In 2009, the injured worker filed three Review Petitions. One was to add depression and other psychiatric injuries, and chronic and severe low back pain. The second was to add post-laminectomy syndrome and chronic L5 radiculopathy. Finally, the third was to challenge the 2005 IRE since it did not account for these conditions.

After hearing the evidence, the Workers’ Compensation Judge (WCJ) granted the first two Review Petitions (except for one aspect of the alleged psychological injury), but denied the third. The WCJ found that the 2005 IRE could only be challenged within 60 days of when it was issued. Therefore, the only way for the injured worker to change the status back to total would be to prove he had a whole body impairment rating of at least 50%. This decision was affirmed by the Workers’ Compensation Appeal Board (WCAB).

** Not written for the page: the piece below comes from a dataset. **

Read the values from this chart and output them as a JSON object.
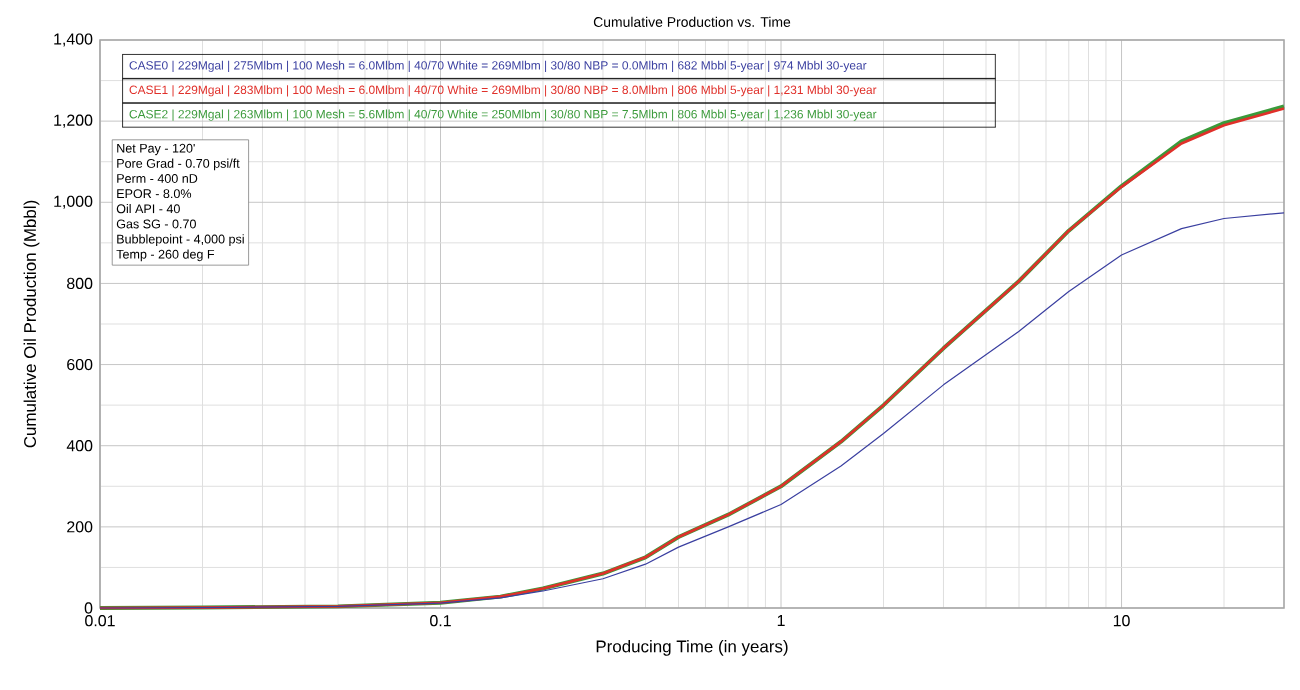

The Commonwealth Court of Pennsylvania affirmed the decision of the WCJ. Once the injured worker failed to challenge the IRE within 60 days of it being issued, the IRE became “beyond challenge.” Since the injured worker then failed to prove that he was at least 50% impaired, the status could not be changed, despite the addition of these other work-related conditions. While the new conditions would now count toward rising to the 50% level, that absurd a standard remained out of reach. Had the injured worker been represented in 2005, the IRE could have been challenged and set aside, since it did not include the entire extent of the true work injury. And THAT is why all injured workers should have attorneys.